Über 99 Prozent der Corona-Toten in Italien litten an anderen Vorerkrankungen. Das berichtet Bloomberg unter Berufung auf eine Studie der italienischen Gesundheitsbehörden.


Nachdem die Zahl der Todesfälle durch das Virus in der vergangenen Woche mehr als 2.500 erreicht habe, hätten die Gesundheitsbehörden die Daten durchkämmt, um Anhaltspunkte für die Bekämpfung der Ausbreitung der Krankheit zu finden.


"Die Regierung von Ministerpräsident Giuseppe Conte prüft, ob die landesweite Abriegelung über Anfang April hinaus verlängert werden soll, berichtete die Tageszeitung La Stampa am Mittwoch", schreibt Bloomberg. Italien habe mehr als 31.500 laborbestätigte bestätigte Todesfälle der Krankheit.
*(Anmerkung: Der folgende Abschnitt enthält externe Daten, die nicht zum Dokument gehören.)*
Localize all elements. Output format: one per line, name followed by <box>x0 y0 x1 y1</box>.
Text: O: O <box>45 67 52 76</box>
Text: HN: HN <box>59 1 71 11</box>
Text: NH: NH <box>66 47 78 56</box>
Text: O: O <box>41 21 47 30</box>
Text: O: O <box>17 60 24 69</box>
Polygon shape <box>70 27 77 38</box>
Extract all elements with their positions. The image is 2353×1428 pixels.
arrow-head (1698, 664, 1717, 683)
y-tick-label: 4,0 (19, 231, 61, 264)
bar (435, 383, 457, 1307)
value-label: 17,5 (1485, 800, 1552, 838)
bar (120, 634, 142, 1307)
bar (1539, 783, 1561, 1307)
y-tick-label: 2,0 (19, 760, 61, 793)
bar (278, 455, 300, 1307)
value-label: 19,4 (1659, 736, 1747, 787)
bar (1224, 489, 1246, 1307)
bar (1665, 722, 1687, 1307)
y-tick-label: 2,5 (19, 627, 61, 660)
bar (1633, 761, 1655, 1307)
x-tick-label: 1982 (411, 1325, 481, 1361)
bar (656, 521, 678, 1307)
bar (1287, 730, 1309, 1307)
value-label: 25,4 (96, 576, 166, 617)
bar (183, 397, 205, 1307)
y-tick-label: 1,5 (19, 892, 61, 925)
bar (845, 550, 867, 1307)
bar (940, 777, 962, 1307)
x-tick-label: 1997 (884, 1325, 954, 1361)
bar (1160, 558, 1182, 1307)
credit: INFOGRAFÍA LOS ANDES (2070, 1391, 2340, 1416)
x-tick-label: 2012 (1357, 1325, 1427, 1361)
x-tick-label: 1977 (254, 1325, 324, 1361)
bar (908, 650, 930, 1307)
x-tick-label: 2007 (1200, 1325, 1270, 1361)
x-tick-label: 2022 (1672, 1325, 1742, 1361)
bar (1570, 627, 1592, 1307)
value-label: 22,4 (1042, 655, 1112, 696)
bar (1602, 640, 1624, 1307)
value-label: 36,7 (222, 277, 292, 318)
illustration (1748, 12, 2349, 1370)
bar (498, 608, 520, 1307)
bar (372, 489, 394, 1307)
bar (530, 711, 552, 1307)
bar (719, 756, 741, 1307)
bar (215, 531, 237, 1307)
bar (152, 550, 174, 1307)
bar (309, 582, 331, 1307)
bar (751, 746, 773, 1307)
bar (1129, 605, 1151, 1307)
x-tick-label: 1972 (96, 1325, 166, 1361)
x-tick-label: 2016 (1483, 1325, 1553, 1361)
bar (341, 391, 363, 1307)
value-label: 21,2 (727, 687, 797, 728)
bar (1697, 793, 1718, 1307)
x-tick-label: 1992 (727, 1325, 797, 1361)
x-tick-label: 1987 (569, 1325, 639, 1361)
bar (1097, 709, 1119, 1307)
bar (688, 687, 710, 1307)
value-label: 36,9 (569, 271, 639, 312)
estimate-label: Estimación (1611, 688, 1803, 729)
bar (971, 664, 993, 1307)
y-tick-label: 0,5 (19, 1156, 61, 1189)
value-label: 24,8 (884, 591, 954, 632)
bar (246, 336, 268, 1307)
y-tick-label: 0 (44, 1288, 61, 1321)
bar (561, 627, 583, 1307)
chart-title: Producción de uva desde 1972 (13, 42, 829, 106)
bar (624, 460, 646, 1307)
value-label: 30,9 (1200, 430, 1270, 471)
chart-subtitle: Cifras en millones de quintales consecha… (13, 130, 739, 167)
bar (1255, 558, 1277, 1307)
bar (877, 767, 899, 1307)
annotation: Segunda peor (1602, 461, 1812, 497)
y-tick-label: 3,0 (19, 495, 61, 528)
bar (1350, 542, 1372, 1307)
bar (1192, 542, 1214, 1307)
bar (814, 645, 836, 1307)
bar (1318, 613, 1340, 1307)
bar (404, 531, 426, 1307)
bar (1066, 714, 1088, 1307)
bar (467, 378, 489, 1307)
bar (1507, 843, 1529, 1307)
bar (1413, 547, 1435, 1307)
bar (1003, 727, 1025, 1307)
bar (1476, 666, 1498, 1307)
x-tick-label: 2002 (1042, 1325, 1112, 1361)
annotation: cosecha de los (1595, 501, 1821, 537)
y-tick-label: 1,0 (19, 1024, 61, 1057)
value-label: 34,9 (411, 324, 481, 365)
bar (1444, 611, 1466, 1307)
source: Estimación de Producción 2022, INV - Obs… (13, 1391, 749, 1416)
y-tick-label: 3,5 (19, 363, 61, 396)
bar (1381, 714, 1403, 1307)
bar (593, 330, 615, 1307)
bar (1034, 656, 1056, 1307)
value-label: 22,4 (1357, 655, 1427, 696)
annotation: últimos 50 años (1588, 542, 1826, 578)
Genau die aber litten der Studie der Nationalen Gesundheitsbehörde zufolge an anderen Vorerkrankungen. Auch lag das Alter der Verstorbenen in den meisten Fällen, ebenso wie in Deutschland, bei über 80.


Italien hat seit Sonntag seine Lockdown-Maßnahmen massiv gelockert. So dürfen Bars und Restaurants - je nach Gebiet - wieder öffnen.